Dün akşam, yani Çarşamba akşamı, önce Cibalikapı Balıkçısı’nda iki adet pek sevdiğim dostumla oturduk rakı içtik.

Muhabbetin belini kırdık, hayatın anlamını, aşkın doğasını filan hallaç pamuğu gibi attık.

Sonra çıkışta Roxy ve N.O.H.A konseri...

N.O.H.A demişken, oha da demek isterim. O ne performanstı be.

Siz kendilerini Coca-Cola’nın ‘Sokakta hayat var’ reklamının film müziği ‘Balkan Hot Step’ ile tanıyor olabilirsiniz ama şöyle söyleyeyim, neredeyse en dandik parçaları o.

Çok iyiler, çok çok iyiler...

Üstelik konserden sonra grubun siyahi solistini dansa kaldırmış ve refüze edilmiş biri olarak bunu söylüyorum, düşünün.

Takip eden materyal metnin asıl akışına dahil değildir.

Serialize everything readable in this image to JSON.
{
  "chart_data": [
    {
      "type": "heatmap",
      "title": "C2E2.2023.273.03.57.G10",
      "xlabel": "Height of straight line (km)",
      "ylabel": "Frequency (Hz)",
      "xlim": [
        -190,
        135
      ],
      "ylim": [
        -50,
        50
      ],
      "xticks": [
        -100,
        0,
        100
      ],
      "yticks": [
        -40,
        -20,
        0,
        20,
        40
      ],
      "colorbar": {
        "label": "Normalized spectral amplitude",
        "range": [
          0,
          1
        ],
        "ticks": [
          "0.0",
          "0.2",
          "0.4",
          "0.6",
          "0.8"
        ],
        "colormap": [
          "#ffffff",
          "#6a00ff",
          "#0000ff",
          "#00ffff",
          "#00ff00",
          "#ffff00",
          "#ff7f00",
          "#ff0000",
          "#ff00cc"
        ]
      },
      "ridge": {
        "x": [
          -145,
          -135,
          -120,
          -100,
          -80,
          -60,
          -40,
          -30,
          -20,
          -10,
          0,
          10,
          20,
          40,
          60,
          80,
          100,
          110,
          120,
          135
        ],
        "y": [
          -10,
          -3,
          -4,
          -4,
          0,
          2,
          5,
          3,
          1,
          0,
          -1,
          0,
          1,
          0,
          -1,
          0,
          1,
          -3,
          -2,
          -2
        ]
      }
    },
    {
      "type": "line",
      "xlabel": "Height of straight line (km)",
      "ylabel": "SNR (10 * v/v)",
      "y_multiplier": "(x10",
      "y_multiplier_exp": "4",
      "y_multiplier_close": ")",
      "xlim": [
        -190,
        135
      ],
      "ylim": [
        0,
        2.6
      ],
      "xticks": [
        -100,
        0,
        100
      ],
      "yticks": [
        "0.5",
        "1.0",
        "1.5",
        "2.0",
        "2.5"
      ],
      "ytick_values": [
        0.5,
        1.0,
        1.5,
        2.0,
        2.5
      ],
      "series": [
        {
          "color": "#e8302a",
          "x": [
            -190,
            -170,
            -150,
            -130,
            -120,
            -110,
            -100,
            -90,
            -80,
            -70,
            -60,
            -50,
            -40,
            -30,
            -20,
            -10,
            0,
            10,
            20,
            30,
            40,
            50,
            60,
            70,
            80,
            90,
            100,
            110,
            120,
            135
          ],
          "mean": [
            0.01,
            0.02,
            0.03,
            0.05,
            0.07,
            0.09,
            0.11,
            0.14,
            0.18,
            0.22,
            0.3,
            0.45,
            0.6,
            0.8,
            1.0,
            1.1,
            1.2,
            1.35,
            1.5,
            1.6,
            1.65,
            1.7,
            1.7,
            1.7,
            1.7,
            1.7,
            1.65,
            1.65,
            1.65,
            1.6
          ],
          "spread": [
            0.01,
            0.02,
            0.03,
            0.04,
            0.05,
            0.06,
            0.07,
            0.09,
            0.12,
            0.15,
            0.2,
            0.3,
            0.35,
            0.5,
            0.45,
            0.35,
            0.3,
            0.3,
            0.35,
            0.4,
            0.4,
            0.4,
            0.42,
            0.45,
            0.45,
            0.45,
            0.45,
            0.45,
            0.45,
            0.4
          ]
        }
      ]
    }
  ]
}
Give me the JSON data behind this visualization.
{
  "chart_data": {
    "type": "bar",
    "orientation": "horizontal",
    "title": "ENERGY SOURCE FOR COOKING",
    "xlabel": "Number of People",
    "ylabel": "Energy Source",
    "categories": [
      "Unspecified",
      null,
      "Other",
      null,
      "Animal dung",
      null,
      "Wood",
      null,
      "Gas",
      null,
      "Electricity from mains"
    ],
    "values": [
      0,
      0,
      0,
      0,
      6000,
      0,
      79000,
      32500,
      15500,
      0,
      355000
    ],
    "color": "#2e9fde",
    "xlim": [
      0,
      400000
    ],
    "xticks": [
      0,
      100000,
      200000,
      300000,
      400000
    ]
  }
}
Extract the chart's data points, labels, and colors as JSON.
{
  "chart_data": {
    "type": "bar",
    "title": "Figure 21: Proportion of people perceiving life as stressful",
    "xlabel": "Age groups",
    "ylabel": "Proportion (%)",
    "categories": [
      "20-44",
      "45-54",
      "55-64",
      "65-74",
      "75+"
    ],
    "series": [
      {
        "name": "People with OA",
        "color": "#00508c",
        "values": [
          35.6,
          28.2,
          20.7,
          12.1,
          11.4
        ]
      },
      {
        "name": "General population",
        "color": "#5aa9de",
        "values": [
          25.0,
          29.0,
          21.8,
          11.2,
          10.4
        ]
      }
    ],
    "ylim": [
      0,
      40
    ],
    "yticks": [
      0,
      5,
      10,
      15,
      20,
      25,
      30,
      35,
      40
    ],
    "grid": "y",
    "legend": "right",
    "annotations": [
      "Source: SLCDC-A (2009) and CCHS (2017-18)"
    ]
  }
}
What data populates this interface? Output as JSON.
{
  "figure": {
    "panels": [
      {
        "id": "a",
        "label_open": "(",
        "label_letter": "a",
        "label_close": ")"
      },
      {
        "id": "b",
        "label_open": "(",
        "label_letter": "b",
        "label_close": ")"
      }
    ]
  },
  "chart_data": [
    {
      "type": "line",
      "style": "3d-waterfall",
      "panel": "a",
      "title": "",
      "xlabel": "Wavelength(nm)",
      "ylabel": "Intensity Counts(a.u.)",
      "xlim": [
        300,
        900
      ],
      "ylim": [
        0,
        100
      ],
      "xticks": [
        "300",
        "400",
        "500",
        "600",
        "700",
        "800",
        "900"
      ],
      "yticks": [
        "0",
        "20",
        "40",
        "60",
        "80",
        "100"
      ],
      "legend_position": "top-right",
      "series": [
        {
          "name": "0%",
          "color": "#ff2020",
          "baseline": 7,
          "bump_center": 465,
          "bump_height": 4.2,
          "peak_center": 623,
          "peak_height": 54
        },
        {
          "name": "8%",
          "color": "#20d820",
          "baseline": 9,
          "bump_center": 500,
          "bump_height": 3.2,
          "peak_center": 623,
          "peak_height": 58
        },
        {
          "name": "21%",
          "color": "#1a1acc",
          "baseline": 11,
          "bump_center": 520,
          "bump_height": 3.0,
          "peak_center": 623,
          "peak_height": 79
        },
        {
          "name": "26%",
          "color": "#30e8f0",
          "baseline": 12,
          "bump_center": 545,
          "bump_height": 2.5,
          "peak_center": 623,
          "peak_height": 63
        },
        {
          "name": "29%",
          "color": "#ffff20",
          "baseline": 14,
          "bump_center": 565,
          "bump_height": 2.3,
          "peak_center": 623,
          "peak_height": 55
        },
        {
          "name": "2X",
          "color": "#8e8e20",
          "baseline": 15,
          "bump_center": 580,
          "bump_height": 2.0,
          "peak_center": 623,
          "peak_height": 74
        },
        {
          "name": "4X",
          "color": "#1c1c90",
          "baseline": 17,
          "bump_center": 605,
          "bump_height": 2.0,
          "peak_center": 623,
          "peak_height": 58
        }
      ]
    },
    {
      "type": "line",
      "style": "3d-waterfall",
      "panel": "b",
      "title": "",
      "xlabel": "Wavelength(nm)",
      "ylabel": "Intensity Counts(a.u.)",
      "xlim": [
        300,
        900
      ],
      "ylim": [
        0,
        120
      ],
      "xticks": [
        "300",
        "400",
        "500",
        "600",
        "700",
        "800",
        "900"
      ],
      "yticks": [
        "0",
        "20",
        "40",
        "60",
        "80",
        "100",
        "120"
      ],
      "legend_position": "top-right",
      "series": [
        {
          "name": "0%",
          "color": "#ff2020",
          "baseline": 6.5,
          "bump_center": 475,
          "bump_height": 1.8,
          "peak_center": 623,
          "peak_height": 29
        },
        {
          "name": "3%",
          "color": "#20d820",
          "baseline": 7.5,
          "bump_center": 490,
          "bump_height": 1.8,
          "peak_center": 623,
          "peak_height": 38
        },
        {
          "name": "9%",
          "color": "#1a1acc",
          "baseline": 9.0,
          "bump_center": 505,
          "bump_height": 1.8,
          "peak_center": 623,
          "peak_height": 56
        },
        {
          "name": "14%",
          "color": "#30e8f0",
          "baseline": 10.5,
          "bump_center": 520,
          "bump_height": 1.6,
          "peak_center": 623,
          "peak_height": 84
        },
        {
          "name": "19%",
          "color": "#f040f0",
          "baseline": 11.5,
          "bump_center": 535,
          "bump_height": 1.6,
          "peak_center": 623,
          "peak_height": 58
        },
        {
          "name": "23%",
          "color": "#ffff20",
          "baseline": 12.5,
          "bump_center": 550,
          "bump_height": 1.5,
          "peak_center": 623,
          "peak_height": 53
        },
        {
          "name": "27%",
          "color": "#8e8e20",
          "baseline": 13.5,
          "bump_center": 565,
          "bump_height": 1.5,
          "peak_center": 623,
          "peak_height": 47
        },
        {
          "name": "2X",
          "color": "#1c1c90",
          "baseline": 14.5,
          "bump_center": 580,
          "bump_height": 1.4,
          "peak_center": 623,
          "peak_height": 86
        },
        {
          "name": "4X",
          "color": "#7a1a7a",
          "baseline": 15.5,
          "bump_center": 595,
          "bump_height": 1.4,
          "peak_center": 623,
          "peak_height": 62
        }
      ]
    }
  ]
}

Bugün kalktım, işe geleceğim, klip yazısı yazacağım. Peki ama ne yazacağım? Standart müzik kanalı zaplama prosedürüne giriştim.

OLDURAMADIM’I

YAKALADIM

Veee NR1’da Özkan Uğur’un G.O.R.A için yaptığı Olduramadım’ı yakaladım.

Dün, aşkım, tatlım, kankaların en yakışıklısı Serhat’ım da söylemişti; ‘Ya, bu adamlar yaşıyorken, bunların bir yerlere heykelini dikmek lázım’ diye.

Biz Serhat’la fena hálde MFÖ hayranıyız; grubun hem M’sinin hem F’sinin hem de Ö’sünün her dem sağlığına duacıyız.

Özkan Uğur’un Olduramadım’ını dinleyince, bir kez daha dua ettim.

Klipte Özkan Uğur, film kareleri eşliğinde, pek şahane bir tonundan yeşşşil mi yeşil kravatlı ve blazerli bir şıklık içinde, her zamanki kedi adımlarıyla yürüyor, hopluyor, zıplıyor.

Elbette yine her zamanki gibi gülüm gülüm gülüyor. Ve insanın içini kıpır kıpır yapan şarkısını söylüyor:

‘Ya Rabbim, Ya Rabbim / Bıktım usandım bu hataları tekrarlamaktan / Onun bunun adına film olmaktan / Özendim bezendim her seferinde / ‘Bu defa acaba olur mu?’ diye / Ama kopuktu zincir, olduramadım / Ne yaptım ne ettimse olduramadım’

Şarkı Özkan Uğur’a ait olunca, hebele gübele nidaları olmazsa olmaz tabii:

‘Hambalaley yambaleylo oh leyya / Hambalaley yambaleylo ohh...’

Baktım ki klibi izlerken, kendi kendime salak salak gülüyorum. Bu aralar kahkaha gazına maruz kalmış gibiyim zaten ama bir yandan da sanki insan Özkan Uğur’a gülümsemeden bakamazmış gibi geliyor.

İzmir’e gidemiyorum. Áşık desen, olamıyorum. Hatta dansa kaldırdığım adamlar tarafından reddediliyorum. Hiçbir haltı olduramıyorum.

Ve fakat umursuyor muyum? Umursamıyorum.

Hayata bakıyorum ve ya Rab, deliler gibi eğleniyorum.

Bu yılbaşı kendime bir huni filan mı alsam ne?